なぜスバル「レヴォーグ」は生まれた? 歴代レガシィから継承したモノとは

2020年10月15日に発表されるスバルの新型「レヴォーグ」。多くのユーザーから注目されるモデルですが、どのような経緯で誕生したのでしょうか。

業界騒然!? 新型レヴォーグが凄すぎるらしい…

 2020年8月20日より先行予約が開始されたスバルの新型「レヴォーグ」。その注目度はここ数年のスバル車トップレベルで、先行展示会では乗車体験1時間待ちという話も聞いています。
 
 予約のほうも好調で、関係者によると予約台数はスバル自身が驚くレベルの台数を記録しているそうです。

初代レガシィから歴代モデルを経て継承したスバルの次世代「レヴォーグ」
初代レガシィから歴代モデルを経て継承したスバルの次世代「レヴォーグ」

 そんな新型レヴォーグの開発コンセプトは「継承と超革新」です。今回は“継承”の部分に注目してみたいと思います。

 今では好調なスバルですが、1980年代は他社による買収や倒産の危機まで報道されるほど厳しい局面に立たされていました。この危機感から「クルマで勝負」、「本気でいいクルマを造る」という流れから開発されたのが、1989年に登場した初代「レガシィ」でした。

 開発コンセプトは単純明快で「日本一で一番いいセダン/ワゴンを作る」。その実現のために、プラットフォームは「スバル1000」以来となる全面新設計でサスペンションも4輪ストラットが奢られました。また、エンジンも同じ水平対向ながらも完全新設計となるEJ型が開発されました。

 ハードの刷新のみならず開発手法にもメスが入り、従来の「縦割り&技術主導」から「プロジェクトチーム制」へと変更。

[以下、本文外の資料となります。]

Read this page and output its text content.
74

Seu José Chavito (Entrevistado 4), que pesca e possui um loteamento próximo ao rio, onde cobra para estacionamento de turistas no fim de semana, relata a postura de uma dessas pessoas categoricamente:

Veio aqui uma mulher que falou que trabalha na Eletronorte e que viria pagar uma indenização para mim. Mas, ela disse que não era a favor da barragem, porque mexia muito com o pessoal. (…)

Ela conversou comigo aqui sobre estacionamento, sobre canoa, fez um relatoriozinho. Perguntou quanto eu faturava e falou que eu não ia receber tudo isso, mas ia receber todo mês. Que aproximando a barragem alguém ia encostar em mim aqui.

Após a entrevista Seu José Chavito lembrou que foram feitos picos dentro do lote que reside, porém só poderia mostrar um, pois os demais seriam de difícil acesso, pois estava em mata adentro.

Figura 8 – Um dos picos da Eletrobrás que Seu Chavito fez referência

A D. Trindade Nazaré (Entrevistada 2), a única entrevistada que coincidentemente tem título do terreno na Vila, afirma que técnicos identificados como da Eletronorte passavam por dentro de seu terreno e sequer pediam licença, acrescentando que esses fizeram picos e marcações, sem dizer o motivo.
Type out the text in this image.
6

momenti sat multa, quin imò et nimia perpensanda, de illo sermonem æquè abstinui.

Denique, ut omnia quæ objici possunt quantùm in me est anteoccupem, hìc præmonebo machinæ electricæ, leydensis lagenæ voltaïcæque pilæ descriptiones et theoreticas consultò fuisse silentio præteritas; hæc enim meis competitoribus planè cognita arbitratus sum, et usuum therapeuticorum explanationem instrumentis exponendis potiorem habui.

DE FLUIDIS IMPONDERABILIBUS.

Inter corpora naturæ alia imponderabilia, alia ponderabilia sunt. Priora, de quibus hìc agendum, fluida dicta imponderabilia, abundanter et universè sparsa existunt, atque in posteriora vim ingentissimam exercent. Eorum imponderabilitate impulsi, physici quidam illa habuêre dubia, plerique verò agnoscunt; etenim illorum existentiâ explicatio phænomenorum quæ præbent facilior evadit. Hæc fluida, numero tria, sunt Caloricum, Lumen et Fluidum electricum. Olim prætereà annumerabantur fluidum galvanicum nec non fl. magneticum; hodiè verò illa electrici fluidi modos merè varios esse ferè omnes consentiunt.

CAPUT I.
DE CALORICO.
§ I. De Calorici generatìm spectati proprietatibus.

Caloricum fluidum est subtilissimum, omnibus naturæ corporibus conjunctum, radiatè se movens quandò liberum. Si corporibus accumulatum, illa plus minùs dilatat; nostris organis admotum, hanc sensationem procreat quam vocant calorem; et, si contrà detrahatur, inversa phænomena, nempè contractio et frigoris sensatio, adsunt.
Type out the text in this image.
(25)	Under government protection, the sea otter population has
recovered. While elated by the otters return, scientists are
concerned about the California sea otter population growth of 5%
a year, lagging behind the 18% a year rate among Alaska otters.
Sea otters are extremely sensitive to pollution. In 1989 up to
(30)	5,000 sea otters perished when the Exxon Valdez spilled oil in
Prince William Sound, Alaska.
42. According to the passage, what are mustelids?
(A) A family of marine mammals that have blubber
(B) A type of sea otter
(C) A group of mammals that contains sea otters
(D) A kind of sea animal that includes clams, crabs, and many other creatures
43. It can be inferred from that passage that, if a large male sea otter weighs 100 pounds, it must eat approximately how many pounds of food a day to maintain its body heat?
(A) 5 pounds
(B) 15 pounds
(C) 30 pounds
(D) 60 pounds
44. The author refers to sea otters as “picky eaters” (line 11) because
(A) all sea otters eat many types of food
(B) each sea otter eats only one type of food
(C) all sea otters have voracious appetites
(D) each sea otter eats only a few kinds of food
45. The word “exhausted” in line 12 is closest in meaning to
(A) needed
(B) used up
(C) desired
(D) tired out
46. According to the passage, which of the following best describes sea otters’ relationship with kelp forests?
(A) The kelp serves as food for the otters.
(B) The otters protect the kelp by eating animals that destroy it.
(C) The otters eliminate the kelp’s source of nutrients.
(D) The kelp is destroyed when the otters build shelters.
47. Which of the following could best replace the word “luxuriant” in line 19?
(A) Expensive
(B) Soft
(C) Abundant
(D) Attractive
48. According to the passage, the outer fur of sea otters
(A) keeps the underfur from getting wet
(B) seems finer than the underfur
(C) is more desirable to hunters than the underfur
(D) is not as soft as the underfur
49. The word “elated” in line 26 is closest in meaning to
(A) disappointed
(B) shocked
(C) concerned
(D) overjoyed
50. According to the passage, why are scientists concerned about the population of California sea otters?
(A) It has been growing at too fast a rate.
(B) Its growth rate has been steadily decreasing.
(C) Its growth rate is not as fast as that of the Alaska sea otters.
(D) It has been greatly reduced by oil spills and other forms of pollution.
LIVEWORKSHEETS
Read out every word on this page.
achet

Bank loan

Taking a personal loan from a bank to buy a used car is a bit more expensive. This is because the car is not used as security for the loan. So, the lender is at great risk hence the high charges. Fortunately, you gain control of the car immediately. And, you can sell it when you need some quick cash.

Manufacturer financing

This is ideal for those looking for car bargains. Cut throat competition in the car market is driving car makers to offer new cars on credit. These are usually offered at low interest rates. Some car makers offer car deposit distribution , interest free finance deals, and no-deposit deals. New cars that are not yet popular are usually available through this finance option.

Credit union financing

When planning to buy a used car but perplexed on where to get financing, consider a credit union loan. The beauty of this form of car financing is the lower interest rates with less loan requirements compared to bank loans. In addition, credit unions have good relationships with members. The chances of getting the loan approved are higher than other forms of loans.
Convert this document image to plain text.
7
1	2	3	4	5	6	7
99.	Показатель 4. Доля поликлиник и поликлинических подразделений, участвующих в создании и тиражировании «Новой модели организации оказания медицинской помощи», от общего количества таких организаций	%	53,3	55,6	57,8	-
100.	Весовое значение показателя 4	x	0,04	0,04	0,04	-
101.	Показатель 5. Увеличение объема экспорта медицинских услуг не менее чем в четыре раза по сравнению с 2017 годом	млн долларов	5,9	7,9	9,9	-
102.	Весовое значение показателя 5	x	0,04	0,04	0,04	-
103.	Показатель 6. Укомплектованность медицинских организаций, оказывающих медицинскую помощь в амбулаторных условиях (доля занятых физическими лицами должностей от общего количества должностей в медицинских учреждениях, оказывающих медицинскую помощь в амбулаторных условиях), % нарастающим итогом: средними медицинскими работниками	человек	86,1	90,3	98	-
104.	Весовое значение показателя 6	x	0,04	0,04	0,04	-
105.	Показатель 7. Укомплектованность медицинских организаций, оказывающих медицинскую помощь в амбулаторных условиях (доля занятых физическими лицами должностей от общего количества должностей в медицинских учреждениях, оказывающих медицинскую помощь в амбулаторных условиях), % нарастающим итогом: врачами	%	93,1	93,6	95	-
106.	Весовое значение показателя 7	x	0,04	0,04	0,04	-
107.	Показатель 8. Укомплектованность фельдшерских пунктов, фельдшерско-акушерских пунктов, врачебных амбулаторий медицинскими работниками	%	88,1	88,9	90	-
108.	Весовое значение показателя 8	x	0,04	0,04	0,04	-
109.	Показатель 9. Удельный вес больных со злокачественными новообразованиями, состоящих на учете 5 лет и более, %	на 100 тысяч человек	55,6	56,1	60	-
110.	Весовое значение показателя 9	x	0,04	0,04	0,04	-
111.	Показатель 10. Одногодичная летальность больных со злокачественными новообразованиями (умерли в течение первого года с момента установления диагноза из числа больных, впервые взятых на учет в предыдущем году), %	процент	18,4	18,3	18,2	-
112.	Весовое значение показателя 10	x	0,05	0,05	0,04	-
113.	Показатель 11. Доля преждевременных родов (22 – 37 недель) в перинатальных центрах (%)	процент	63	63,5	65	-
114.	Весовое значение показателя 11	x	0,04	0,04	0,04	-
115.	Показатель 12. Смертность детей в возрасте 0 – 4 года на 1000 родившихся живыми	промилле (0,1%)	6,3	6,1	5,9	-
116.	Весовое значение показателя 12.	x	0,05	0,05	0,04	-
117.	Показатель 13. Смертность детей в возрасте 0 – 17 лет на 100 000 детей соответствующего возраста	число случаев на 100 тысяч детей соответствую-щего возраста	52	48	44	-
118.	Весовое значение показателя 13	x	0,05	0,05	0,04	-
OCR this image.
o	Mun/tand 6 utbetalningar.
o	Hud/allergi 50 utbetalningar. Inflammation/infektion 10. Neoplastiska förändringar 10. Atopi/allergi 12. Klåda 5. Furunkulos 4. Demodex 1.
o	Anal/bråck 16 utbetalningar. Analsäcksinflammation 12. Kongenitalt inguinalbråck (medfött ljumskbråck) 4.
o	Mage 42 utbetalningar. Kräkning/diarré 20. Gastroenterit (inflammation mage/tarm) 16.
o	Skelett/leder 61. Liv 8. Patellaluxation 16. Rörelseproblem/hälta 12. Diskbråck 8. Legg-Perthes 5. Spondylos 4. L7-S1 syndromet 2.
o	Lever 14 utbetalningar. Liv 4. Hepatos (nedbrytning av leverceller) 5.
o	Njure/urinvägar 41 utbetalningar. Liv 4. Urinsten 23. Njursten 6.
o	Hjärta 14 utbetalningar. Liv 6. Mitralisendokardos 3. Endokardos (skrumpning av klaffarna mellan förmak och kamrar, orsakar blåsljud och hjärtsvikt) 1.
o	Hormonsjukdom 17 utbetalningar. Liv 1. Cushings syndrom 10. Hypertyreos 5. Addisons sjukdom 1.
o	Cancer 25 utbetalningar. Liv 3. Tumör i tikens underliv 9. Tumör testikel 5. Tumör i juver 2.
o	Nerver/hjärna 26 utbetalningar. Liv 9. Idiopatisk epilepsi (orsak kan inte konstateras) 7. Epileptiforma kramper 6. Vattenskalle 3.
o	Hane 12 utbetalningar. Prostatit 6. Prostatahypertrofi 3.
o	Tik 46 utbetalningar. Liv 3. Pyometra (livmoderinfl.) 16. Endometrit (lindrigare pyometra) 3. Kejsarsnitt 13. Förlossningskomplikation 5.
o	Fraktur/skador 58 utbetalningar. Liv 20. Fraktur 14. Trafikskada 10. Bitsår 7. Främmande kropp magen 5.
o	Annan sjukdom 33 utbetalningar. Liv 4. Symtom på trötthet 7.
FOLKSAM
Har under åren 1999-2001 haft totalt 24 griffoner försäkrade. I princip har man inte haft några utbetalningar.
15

 さらに走りの味付けは一人の担当者に一任されました。彼はベンチマークとしてメルセデス・ベンツ「190E」を徹底的に解析すると同時にプライベートで参戦していたダートトライアルでの経験を活かし、舗装路でも通用する「曲がる4WD」を作り上げました。

 その実験担当者とは、現在STI NBRチャレンジの総監督でありハンドリングマイスターの辰己英治氏です。

 このような経緯で生まれた初代レガシィの走りは高く評価され、スバルのイメージは「積雪地域で乗るクルマ」から「走りにこだわりのあるメーカー」へと大きく変わりました。

 その後、レガシィは世代を重ねるごとに進化・熟成がおこなわれていきます。「世界一」を目指した2代目(1993年)、「世界で通用する本物のブランド」を目指した3代目(1998年)、「走りと美しさを融合」を目指した4代目(2003年)と、歴代モデルを振り返るとさまざまなトピックがありますが、大きな転機は2008年に登場の5代目です。

 北米からの要望に応えてボディサイズを拡大。この判断が功を奏して北米で大ブレイクし、スバルの業績アップに大きく貢献しました。しかし、これまでレガシィを支えてきた日本市場からの反応は「レガシィは日本市場を捨てた」といわれ苦戦。

「レガシィだけでは全て地域のユーザーを満足できない」、そんな想いから生まれた企画が「日本人のためのレガシィ」で、それが2014年に登場した初代レヴォーグです。ちなみにネーミングの由来は「レガシィ・レボリューション・ツーリング」とド直球でした。

 スバル自ら「レヴォーグは『レガシィ・ツーリングワゴンの血統』を継承する、日本のためのクルマ」と語っていますが、何が継承されたのでしょうか。

 そのひとつは「グランドツーリング(GT)思想」です。ちなみにスバルの考えるGTの要件は、「より速く」、「より快適に」、「より遠くに」、「より安全に」です。要約すると“総合性能”が重要ということで、言葉でいうと簡単ですが、実現は非常に難しいです。

 歴代レガシィはその難関に立ち向かうためにその時代におけるスバルの最先端技術を惜しみなく投入してきました。後継の初代レヴォーグも4代目レガシィ並みの扱いやすいボディ、2種類のターボエンジン、「WRX」譲りのフットワークの良さ、進化したアイサイト(前期:バージョン3、後期:ツーリングアシスト)などが導入されています。

 初代レヴォーグは市場で高く評価され、日本市場をけん引する新たなリーダー的存在になりましたが、その裏で2代目となる新型レヴォーグのための仕込みが進められていました。

 ただ、他社と違って将来ビジョンをほとんど語ろうとしないスバルの姿勢に、「スバルの未来はホントに大丈夫?」と心配になったのも事実です。

 ただ、今回新型レヴォーグに乗ってスバルの未来がハッキリしました。つまり、言葉ではなくモノで証明したわけですが、まさに究極の口下手といえます。